Undaunted by his silence, she turned to take stock of their surroundings. And gasped. ‘Paint me staggered—I must have stumbled into Oz. Do people really drink magnums of champagne at midday?’

‘It would appear so.’

She had freckles on her nose, he noticed as she wrinkled it with amusement. Having strayed off the alleyway behind the restaurant, she had landed in Babylon, where vintage wines were discussed in hushed tones, as if they were the answer to all the world’s woes, while waiters served delicacies to clientele who, for the most part, couldn’t care what they ate, so long as it was expensive enough to brag about. They were standing in a temple to excess on what was arguably the most stylish marina on the planet. He guessed the staff had left the rear entrance open to allow for the non-stop arrival of stock, as no place on earth could hope to keep sufficient food and booze on the premises to satisfy the appetites of the super-rich.

‘Water and a job are what I need, and in that order,’ the young woman announced, appearing to look to him for the solution. ‘Do you know of anything going?’ Chin angled to one side, she studied his face with brazen interest. Keen intelligence blazed from emerald eyes, and she had an eminently kissable mouth, he mused as she smiled again. ‘Maybe I could get some work on board one of those huge boats in the marina...’ She waited, and when he said nothing, she admitted, ‘I’ve run out of funds. This trip has lasted longer than I expected. There’s just so much to see, and so little time to fit everything in.’

‘You’re on some sort of deadline?’

‘Not exactly,’ she replied, ‘but I do have to get back to work eventually—don’t we all? I can’t spend my entire life roaming. Though, I’d like to.’ A wistful look crept into her eyes. ‘At some point I’ve got to stop travelling and make a go of things again...’

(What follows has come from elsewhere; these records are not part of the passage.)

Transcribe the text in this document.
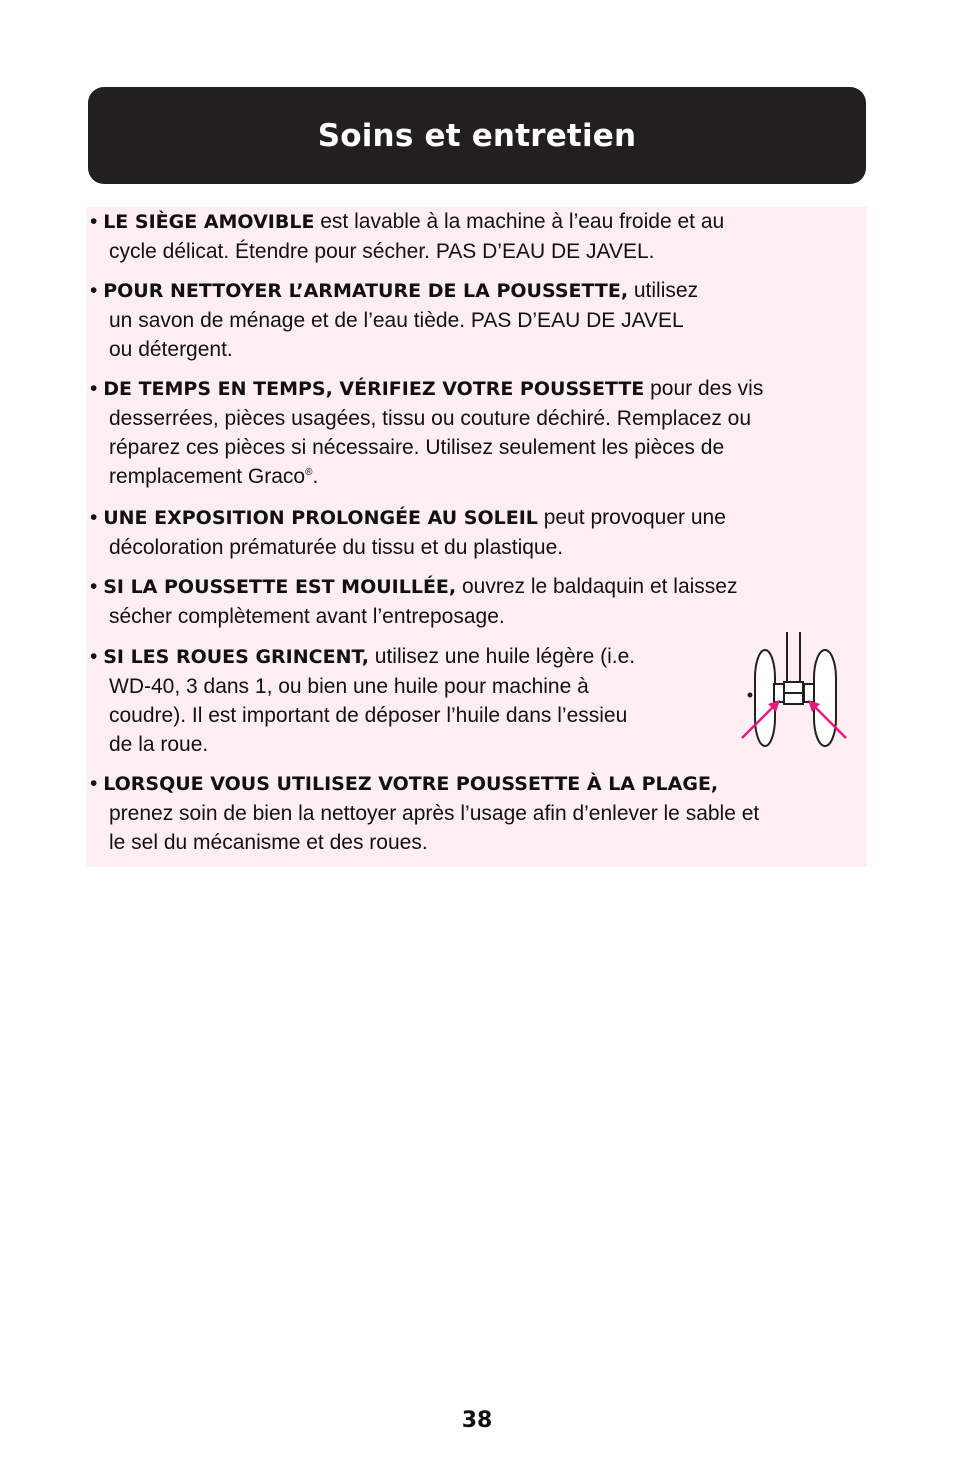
Soins et entretien
• LE SIÈGE AMOVIBLE est lavable à la machine à l’eau froide et au
cycle délicat. Étendre pour sécher. PAS D’EAU DE JAVEL.
• POUR NETTOYER L’ARMATURE DE LA POUSSETTE, utilisez
un savon de ménage et de l’eau tiède. PAS D’EAU DE JAVEL
ou détergent.
• DE TEMPS EN TEMPS, VÉRIFIEZ VOTRE POUSSETTE pour des vis
desserrées, pièces usagées, tissu ou couture déchiré. Remplacez ou
réparez ces pièces si nécessaire. Utilisez seulement les pièces de
remplacement Graco®.
• UNE EXPOSITION PROLONGÉE AU SOLEIL peut provoquer une
décoloration prématurée du tissu et du plastique.
• SI LA POUSSETTE EST MOUILLÉE, ouvrez le baldaquin et laissez
sécher complètement avant l’entreposage.
• SI LES ROUES GRINCENT, utilisez une huile légère (i.e.
WD-40, 3 dans 1, ou bien une huile pour machine à
coudre). Il est important de déposer l’huile dans l’essieu
de la roue.
• LORSQUE VOUS UTILISEZ VOTRE POUSSETTE À LA PLAGE,
prenez soin de bien la nettoyer après l’usage afin d’enlever le sable et
le sel du mécanisme et des roues.
38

‘Again?’ he probed as she stared off into the middle distance.

‘Oh, you know what I mean,’ she insisted with a careless flip of her wrist.

‘I’m not sure I do. Have you travelled far?’

‘From London, originally.’

‘Where you live and work?’

She didn’t answer his question, her gaze sweeping the marina. ‘I adore the South of France, don’t you?’

As attempts to change the subject went, that was clumsy. ‘The Riviera’s one of many places I like to visit.’

She pulled him up on his apparent disinterest right away. ‘Like?How can anyonelikethe South of France when it’s so obviously gorgeous and fabulous? Don’t you feel doubly alive when you’re here?’ Her face lit up, and all the tension he’d detected when she’d first burst into the bar dropped away. ‘Music, food, heat, blue skies and sunshine—the way everyone throws back their shoulders and speaks out clearly instead of mumbling. People walk tall here with confidence and optimism, instead of huddling beneath raincoats in a grey, chilly drizzle—’

‘You put forward a good case,’ he conceded, shaking himself out of his black mood. ‘Are you a lawyer?’